I suppose we need a new rule, "Any sufficiently successful data store eventually sprouts at least one ad hoc, informally-specified, inconsistency-ridden, slow implementation of half of a relational database"
PS: I've worked at Elastic for a long time, so it is fun to see the arguments for a young product.
Problems that we faced by using elastic search: High load, high Ram usage : db goes down, more ram needed. Luckily we had ES experts in infra team, helped us alot.(ecommerce company)
To Write and read after, you need to refresh the index or wait a refresh. More inserts, more index refreshes. Which ES is not designed for, inserts become slow. You need to find a way to insert in bulk.
Api starts, cannot find es alias because of connection issue, creates a new alias(our code did that when it cant find alias, bad idea). Oops whole data on alias is gone.
Most important thing to use ES as main db is to use "keyword" type for every field that you don't text search.
No transaction: if second insert fails you need to delete first insert by hand. Makes code look ugly.
Advantages: you can search, every field is indexed, super fast reads. Fast development. Easy to learn. We never faced data loss, even if db crashed.
They messed up a $30 million dollar project big time at a previous company. My cto swore to never recommend them
Even if they don't understand what ES is and what a "normal" database is, I'm sure some of those people run into issues where their "db" got either corrupted of lost data even when testing and building their system around it. This is and was general knowledge at the time, it was no secret that from time to time things got corrupted and indexes needed to be rebuilt.
Doesn't happen all the time, but way greater than zero times and it's understandable because Lucene is not a DB engine or "DB grade" storage engine, they had other more important things to solve in their domain.
So when I read stories of data loss and things going South, I don't have sympathy for anyone involved other than the unsuspecting final clients. These people knew or more or less knew and choose to ignore and be lazy.
I agree.
Its been a while since I touched it, but as far as I can remember ES has never pretended to be your primary store of information. It was mostly juniors that reached for it for transaction processing, and I had to disabuse them of the notion that it was fit for purpose there.
ES is for building a searchable replica of your data. Every ES deployment I made or consulted sourced its data from some other durable store, and the only thing that wrote to it were replication processes or backfills.
Best example is IoT marketing, as if it can handle the load without bazillion shards, and since when does a text engine want telemetry
Feel like the christmas story kid --
>simplicity, and world-class performance, get started with XXXXXXXX.
A crummy commercial?
Which is why you supply the parameter
refresh: ”wait_for”
in your writes. This forces a refresh and waits for it to happen before completing the request.”schema migrations require moving the entire system of record into a new structure, under load, with no safety net”
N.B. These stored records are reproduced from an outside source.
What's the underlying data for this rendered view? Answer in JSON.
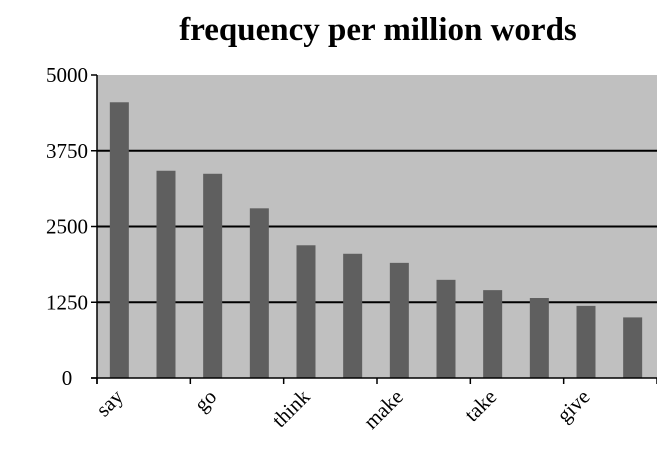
{
  "colors": {
    "plot_background": "#c0c0c0",
    "bar": "#5f5f5f",
    "gridline": "#000000",
    "page_background": "#ffffff"
  },
  "chart_data": {
    "type": "bar",
    "title": "frequency per million words",
    "xlabel": "",
    "ylabel": "",
    "categories": [
      "say",
      "",
      "go",
      "",
      "think",
      "",
      "make",
      "",
      "take",
      "",
      "give",
      ""
    ],
    "values": [
      4550,
      3420,
      3370,
      2800,
      2190,
      2050,
      1900,
      1620,
      1450,
      1320,
      1190,
      1000
    ],
    "ylim": [
      0,
      5000
    ],
    "yticks": [
      "0",
      "1250",
      "2500",
      "3750",
      "5000"
    ],
    "ytick_values": [
      0,
      1250,
      2500,
      3750,
      5000
    ],
    "grid": true,
    "legend": "none"
  }
}
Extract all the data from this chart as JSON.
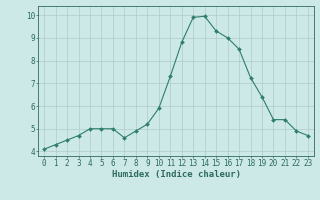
{
  "x": [
    0,
    1,
    2,
    3,
    4,
    5,
    6,
    7,
    8,
    9,
    10,
    11,
    12,
    13,
    14,
    15,
    16,
    17,
    18,
    19,
    20,
    21,
    22,
    23
  ],
  "y": [
    4.1,
    4.3,
    4.5,
    4.7,
    5.0,
    5.0,
    5.0,
    4.6,
    4.9,
    5.2,
    5.9,
    7.3,
    8.8,
    9.9,
    9.95,
    9.3,
    9.0,
    8.5,
    7.25,
    6.4,
    5.4,
    5.4,
    4.9,
    4.7
  ],
  "line_color": "#2e7d6e",
  "marker": "D",
  "marker_size": 2,
  "bg_color": "#cce9e7",
  "grid_color": "#b0ccca",
  "xlabel": "Humidex (Indice chaleur)",
  "xlim": [
    -0.5,
    23.5
  ],
  "ylim": [
    3.8,
    10.4
  ],
  "yticks": [
    4,
    5,
    6,
    7,
    8,
    9,
    10
  ],
  "xticks": [
    0,
    1,
    2,
    3,
    4,
    5,
    6,
    7,
    8,
    9,
    10,
    11,
    12,
    13,
    14,
    15,
    16,
    17,
    18,
    19,
    20,
    21,
    22,
    23
  ],
  "xlabel_fontsize": 6.5,
  "tick_fontsize": 5.5,
  "tick_color": "#2e6b5e",
  "axis_color": "#2e6b5e",
  "linewidth": 0.8
}
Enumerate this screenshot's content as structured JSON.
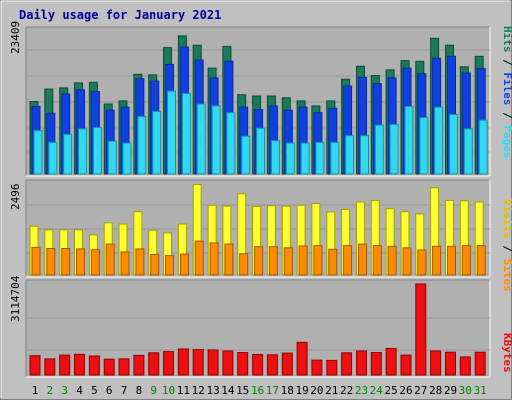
{
  "title": "Daily usage for January 2021",
  "colors": {
    "background": "#c0c0c0",
    "panel": "#b0b0b0",
    "hits": "#1a7a5a",
    "files": "#1040e0",
    "pages": "#30d8f0",
    "visits": "#ffff30",
    "sites": "#ff8c00",
    "kbytes": "#ee1010",
    "day_normal": "#000000",
    "day_weekend": "#008000"
  },
  "legend": {
    "pages": "Pages",
    "files": "Files",
    "hits": "Hits",
    "sites": "Sites",
    "visits": "Visits",
    "kbytes": "KBytes",
    "separator": " / "
  },
  "chart_data": {
    "type": "bar",
    "categories": [
      "1",
      "2",
      "3",
      "4",
      "5",
      "6",
      "7",
      "8",
      "9",
      "10",
      "11",
      "12",
      "13",
      "14",
      "15",
      "16",
      "17",
      "18",
      "19",
      "20",
      "21",
      "22",
      "23",
      "24",
      "25",
      "26",
      "27",
      "28",
      "29",
      "30",
      "31"
    ],
    "weekend_days": [
      "2",
      "3",
      "9",
      "10",
      "16",
      "17",
      "23",
      "24",
      "30",
      "31"
    ],
    "panels": [
      {
        "name": "hits-files-pages",
        "ymax_label": "23409",
        "ymax": 23409,
        "series": [
          {
            "name": "Hits",
            "values": [
              11700,
              13700,
              13900,
              14700,
              14800,
              11300,
              11800,
              16100,
              16000,
              20400,
              22300,
              20800,
              17100,
              20600,
              12800,
              12600,
              12600,
              12300,
              11800,
              11000,
              11800,
              15300,
              17400,
              15900,
              16800,
              18300,
              18200,
              21900,
              20800,
              17300,
              19000
            ]
          },
          {
            "name": "Files",
            "values": [
              10900,
              9800,
              12900,
              13600,
              13300,
              10300,
              10800,
              15400,
              15000,
              17700,
              20500,
              18400,
              15500,
              18200,
              10800,
              10400,
              11000,
              10300,
              10800,
              9900,
              10600,
              14200,
              15600,
              14600,
              15500,
              17100,
              16200,
              18700,
              19000,
              16300,
              17000
            ]
          },
          {
            "name": "Pages",
            "values": [
              7000,
              5100,
              6400,
              7300,
              7500,
              5300,
              5000,
              9300,
              10100,
              13400,
              13000,
              11300,
              11000,
              9900,
              6100,
              7400,
              5400,
              5000,
              5000,
              5100,
              5100,
              6200,
              6200,
              7900,
              8000,
              10900,
              9100,
              10800,
              9600,
              7300,
              8700
            ]
          }
        ]
      },
      {
        "name": "visits-sites",
        "ymax_label": "2496",
        "ymax": 2496,
        "series": [
          {
            "name": "Visits",
            "values": [
              1310,
              1210,
              1210,
              1210,
              1080,
              1400,
              1370,
              1700,
              1200,
              1130,
              1370,
              2430,
              1870,
              1850,
              2180,
              1840,
              1860,
              1850,
              1870,
              1920,
              1690,
              1760,
              1960,
              2000,
              1780,
              1700,
              1640,
              2340,
              2000,
              1990,
              1960
            ]
          },
          {
            "name": "Sites",
            "values": [
              740,
              710,
              710,
              700,
              680,
              830,
              620,
              700,
              550,
              520,
              560,
              910,
              860,
              830,
              570,
              760,
              760,
              730,
              780,
              790,
              690,
              790,
              830,
              790,
              770,
              730,
              670,
              770,
              770,
              790,
              790
            ]
          }
        ]
      },
      {
        "name": "kbytes",
        "ymax_label": "3114704",
        "ymax": 3114704,
        "series": [
          {
            "name": "KBytes",
            "values": [
              660000,
              550000,
              680000,
              710000,
              650000,
              540000,
              550000,
              670000,
              760000,
              800000,
              890000,
              870000,
              860000,
              820000,
              770000,
              700000,
              690000,
              750000,
              1120000,
              510000,
              500000,
              760000,
              820000,
              770000,
              910000,
              680000,
              3114704,
              820000,
              780000,
              620000,
              780000
            ]
          }
        ]
      }
    ]
  }
}
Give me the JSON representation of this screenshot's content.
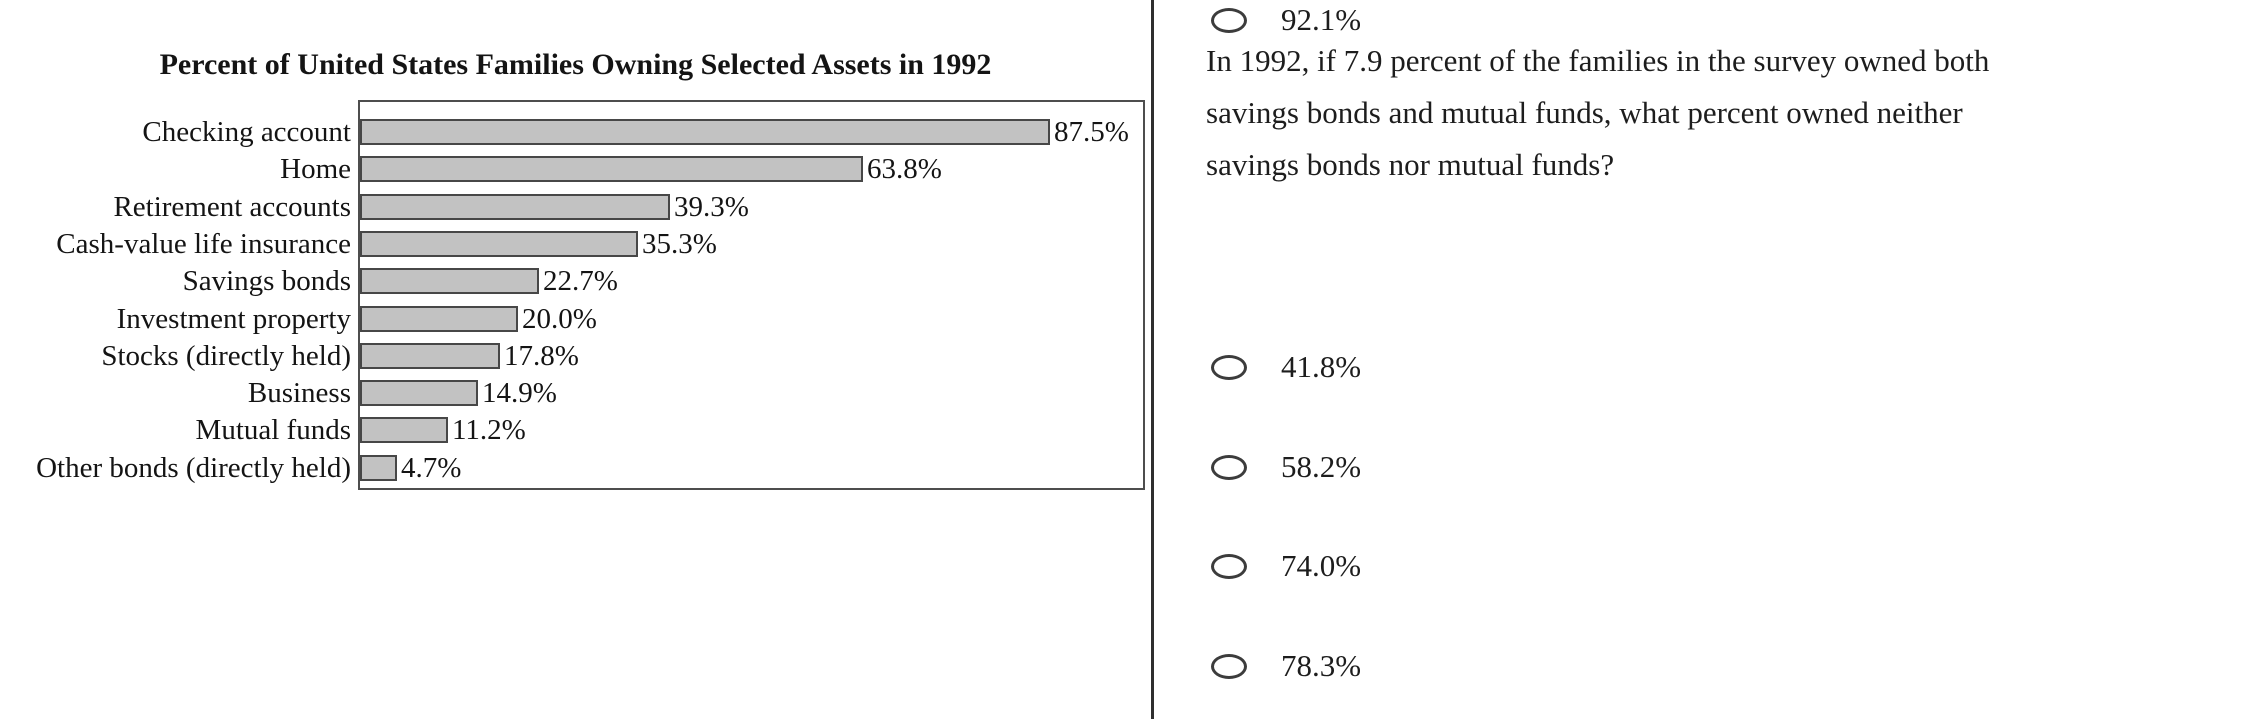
{
  "chart_data": {
    "type": "bar",
    "orientation": "horizontal",
    "title": "Percent of United States Families Owning Selected Assets in 1992",
    "categories": [
      "Checking account",
      "Home",
      "Retirement accounts",
      "Cash-value life insurance",
      "Savings bonds",
      "Investment property",
      "Stocks (directly held)",
      "Business",
      "Mutual funds",
      "Other bonds (directly held)"
    ],
    "values": [
      87.5,
      63.8,
      39.3,
      35.3,
      22.7,
      20.0,
      17.8,
      14.9,
      11.2,
      4.7
    ],
    "value_labels": [
      "87.5%",
      "63.8%",
      "39.3%",
      "35.3%",
      "22.7%",
      "20.0%",
      "17.8%",
      "14.9%",
      "11.2%",
      "4.7%"
    ],
    "xlabel": "",
    "ylabel": "",
    "xlim": [
      0,
      98.5
    ],
    "grid": false,
    "legend": false,
    "bar_color": "#c2c2c2",
    "bar_border_color": "#474747"
  },
  "question": {
    "lines": [
      "In 1992, if 7.9 percent of the families in the survey owned both",
      "savings bonds and mutual funds, what percent owned neither",
      "savings bonds nor mutual funds?"
    ],
    "text": "In 1992, if 7.9 percent of the families in the survey owned both savings bonds and mutual funds, what percent owned neither savings bonds nor mutual funds?"
  },
  "options": [
    "41.8%",
    "58.2%",
    "74.0%",
    "78.3%",
    "92.1%"
  ],
  "colors": {
    "divider": "#2f2f2f",
    "text": "#1d1d1d"
  }
}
Use index aliases. Create new index using the new mapping, make a reindex request from old index to new one. When it finishes, change the alias to point to the new index.
The other criticisms are more valid, but not entirely: for example, no database ”just works” without carefully tuning the memory-related configuration for your workload, schema and data.
I've seen some examples of people using ES as a database, which I'd advise against for pretty much the reasons TFA brings up, unless I can get by on just a YAGNI reasoning.
I would never. Ever. Bet my savings on ES being stable enough to always be online to take in data, or predictable in retaining the data it took in.
It feels very best-effort and as a consultant, I recommend orgs use some other system for retaining their logs, even a raw filesystem with rolling zips, before relying on ES unless you have a dedicated team constantly monitoring it.
- No edge-case is thrown at them
- No part of the system is stressed ( software modules, OS,firmware, hardware )
- No plug is pulled
Crank the requests to 11 or import a billion rows of data with another billion relations and watch what happens. The main problem isn't the system refusing to serve a request or throwing "No soup for you!" errors, it's data corruption and/or wrong responses.
Now I work for a company whose log storage product has ES inside, and it seems to shit the bed more often than it should - again, could be bugs, could be running "clusters" of 1 or 2 instead of 3.
Turns out running complicated large distributed systems requires a bit more than a ./apply, who would have guessed it?